Zurück zur Situation in der Apotheke. Wenn der Gesetzgeber dem Apotheker unter Strafandrohung die Herausgabe eines verschreibungspflichtigen Medikamentes ohne Verordnung verbietet, wird er doch hoffentlich eine andere Lösung parat haben? Hat er. Den sogenannten „ärztlichen Bereitschaftsdienst“ (GKV-Notdienst), örtlich (bundesweit) unter der Telefonnummer 19292 (116117) zu erreichen. Sie finden ihn in der Dudenhöfer Str. 9, 63500 Seligenstadt oder in der Babenhäuser Str. 29, 63128 Dietzenbach. Dort trifft man dann auf einen Arzt, der einem die nötigen Medikamente verordnen darf. Aber „kann“ er das im eigentlichen Sinn? Ohne Kenntnis des Patienten und seiner Vorgeschichte? Ohne ausführliche Anamnese und Diagnostik? Ohne alle nötigen Fakten für eine gewissenhafte Nutzen-Risiko-Abwägung? In der Realität reicht eine glaubhafte Versicherung des Patienten, hilfreich sind Medikamentenpläne oder Arztbriefe, unerlässlich die Versichertenkarte und im schlimmsten Fall eine kurze Wartezeit.
Es tut uns sehr leid ! Gerne würden wir ihnen entgegenkommen !

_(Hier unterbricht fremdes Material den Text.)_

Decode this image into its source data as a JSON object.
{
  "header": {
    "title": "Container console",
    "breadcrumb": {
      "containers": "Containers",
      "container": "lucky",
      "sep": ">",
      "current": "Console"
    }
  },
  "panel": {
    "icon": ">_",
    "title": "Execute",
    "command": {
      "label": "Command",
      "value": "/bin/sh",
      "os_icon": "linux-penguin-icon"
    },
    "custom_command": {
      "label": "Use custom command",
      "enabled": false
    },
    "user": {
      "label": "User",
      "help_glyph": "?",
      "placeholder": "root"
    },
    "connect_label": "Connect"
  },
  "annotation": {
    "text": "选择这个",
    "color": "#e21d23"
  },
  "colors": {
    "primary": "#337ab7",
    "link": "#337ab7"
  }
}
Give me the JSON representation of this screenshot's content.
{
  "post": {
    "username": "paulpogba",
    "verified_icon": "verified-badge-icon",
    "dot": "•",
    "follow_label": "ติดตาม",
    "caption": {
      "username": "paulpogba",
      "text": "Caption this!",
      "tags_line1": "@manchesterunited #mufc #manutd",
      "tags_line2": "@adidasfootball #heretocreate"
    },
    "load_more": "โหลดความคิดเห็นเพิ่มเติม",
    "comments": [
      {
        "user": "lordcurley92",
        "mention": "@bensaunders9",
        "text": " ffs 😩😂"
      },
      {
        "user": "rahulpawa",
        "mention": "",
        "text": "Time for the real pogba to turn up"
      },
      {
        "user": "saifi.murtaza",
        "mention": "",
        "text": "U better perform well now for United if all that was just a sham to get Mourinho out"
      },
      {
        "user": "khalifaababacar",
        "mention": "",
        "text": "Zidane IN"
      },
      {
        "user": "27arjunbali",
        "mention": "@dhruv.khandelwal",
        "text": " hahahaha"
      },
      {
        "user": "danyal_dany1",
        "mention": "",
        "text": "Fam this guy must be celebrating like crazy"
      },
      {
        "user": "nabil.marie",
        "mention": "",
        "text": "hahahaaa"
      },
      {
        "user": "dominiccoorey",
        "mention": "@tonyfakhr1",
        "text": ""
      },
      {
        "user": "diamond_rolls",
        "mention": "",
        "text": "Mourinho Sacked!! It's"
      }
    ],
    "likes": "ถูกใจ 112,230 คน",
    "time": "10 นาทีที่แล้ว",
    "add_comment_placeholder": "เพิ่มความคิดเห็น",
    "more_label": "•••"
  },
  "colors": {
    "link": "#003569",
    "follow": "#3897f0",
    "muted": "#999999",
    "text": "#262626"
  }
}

So lange uns unter Strafe verboten ist, verschreibungspflichtige Arzneimittel ohne Rezept abzugeben, können wir diese Leistung leider nicht erbringen. Wir bitten vielmals um Ihr Verständnis.
Ihr Team der
Rosen Apotheke
Noch ein Tipp:
RESERVEBLISTER ! Es kann immer mal vorkommen, dass Medikamente zur Neige gehen und kein Arzt oder keine Apotheke erreichbar ist. Immer wieder mal gibt es auch bei Arzneimitteln Versorgungsengpässe. Sie sollten von ihren Medikamenten stets genügend Vorrat haben, um im Notfall einige Tage überbrücken zu können. Eine Möglichkeit wäre, von ihren Arzneimitteln je einen Blister in Reserve zu halten und frühzeitig Folgeverordnungen ausstellen zu lassen.